From the Desk of Senator Jack M. Martins
Jack M. Martins
January 20, 2015
Thoughts As We Honor Dr. King
I grew up in what can only be described as a blue collar household, in a community where a premium was placed on hard work, self sufficiency, and respecting authority in all forms - parents, teachers, elders, and the police. There was no backtalk or mouthing off and certainly no attacking those in authority. It wasn't even imaginable.

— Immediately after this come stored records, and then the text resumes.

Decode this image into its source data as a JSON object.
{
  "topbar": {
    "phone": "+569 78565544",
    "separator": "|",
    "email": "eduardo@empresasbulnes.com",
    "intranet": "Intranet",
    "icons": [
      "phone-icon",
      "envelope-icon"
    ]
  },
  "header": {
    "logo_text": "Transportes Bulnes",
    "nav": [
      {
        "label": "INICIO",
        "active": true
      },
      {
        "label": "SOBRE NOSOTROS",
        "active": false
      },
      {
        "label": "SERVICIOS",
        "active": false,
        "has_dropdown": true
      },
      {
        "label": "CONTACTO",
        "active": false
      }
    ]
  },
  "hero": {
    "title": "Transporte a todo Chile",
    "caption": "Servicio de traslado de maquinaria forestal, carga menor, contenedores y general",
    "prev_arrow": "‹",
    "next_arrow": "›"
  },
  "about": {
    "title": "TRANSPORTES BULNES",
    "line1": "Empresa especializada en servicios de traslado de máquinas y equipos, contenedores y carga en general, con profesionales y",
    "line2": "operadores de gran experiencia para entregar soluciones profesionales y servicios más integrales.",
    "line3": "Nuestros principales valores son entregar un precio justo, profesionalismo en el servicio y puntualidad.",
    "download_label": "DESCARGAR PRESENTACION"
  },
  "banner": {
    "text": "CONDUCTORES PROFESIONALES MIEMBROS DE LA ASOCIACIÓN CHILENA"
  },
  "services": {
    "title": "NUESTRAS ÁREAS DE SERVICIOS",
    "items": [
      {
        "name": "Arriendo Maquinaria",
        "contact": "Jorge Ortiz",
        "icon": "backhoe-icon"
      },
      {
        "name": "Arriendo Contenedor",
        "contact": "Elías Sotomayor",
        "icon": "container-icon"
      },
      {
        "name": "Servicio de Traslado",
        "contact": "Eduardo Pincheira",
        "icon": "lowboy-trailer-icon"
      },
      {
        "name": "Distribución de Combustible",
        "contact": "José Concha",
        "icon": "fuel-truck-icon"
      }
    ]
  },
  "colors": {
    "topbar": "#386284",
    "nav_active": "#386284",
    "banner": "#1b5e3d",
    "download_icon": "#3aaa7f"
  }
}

That’s why what I see worries me. What recently started as lawful protests to specific events has degenerated into waves of people resisting arrest and in some cases, even attacking and killing police officers. I can only shake my head as I watch the endless stream of social media videos chronicling young people doing so in the name of civil rights. That’s not only wrong, it’s dangerous and as a father, a neighbor, a lawyer and your senator I feel I owe it to you to clarify some very false and risky presumptions.
Much of the strife involves individuals asserting themselves against traditional authority as reflected in our police, essentially attacking them for maintaining the role we entrusted them as societal guardians. And that is precisely what police officers are, guardians of our families and our communities. Make no mistake, as a society we collectively, and each of us individually, invite them to serve, train them, and ultimately ask them to enforce our laws. That is their specific charge. We do not ask them to defer to those who would break our laws. To the contrary, we empower police officers to impose our collective will, the will of law on those who break it. Having granted them this authority we also defer to their judgment. That’s been the underpinning of civil society for a very long time. So let’s set the record straight: police officers do indeed have the right, as bestowed upon them by each of us collectively, to use discretion in how they perform their duties. If there is one thing we can be certain of, it’s that policing is not a cookie cutter job – each encounter presents challenges and dangers – and their training coupled with their discretion is what we rely on to ensure our laws are enforced.
Also, resisting arrest is very rarely, if ever, legal. Even if you wholeheartedly believe that an arrest is improper or even unlawful, you are not entitled to resist it. Rather, the law requires us to comply with an officer’s instructions and make our case in court – not combatively in the street. Sadly, that’s when tragedies occur.
So, how did we get here? Where is the misunderstanding? Why do some believe they have the right to impose their own judgment on the law without consequence? They argue that they are merely advancing civil rights but as we honor Rev. Dr. Martin Luther King, Jr. we can look to his example to see just how wrong they are. Dr. King used the power of unified protest to fight injustice. And even at the fevered height of the civil rights movement, he and his supporters willingly submitted to arrest to draw the world’s attention to injustice. He never suggested that each person should follow the laws they wanted and ignore others as suited them individually. That’s not pursuing civil rights, it’s embracing anarchy. And had the civil rights movement taken that approach it would have been immediately written off by the very people it sought to persuade.
For me, I'll continue to defer to our police. I will continue to give them the benefit of the doubt. And when they break the law or abuse that trust, I will continue to insist they be prosecuted. But I will not attack the very people whom we've asked to enforce our laws and to protect our communities and families. Instead, I will remind people of the Reverend from Atlanta, the champion of non-violence who changed our nation’s history.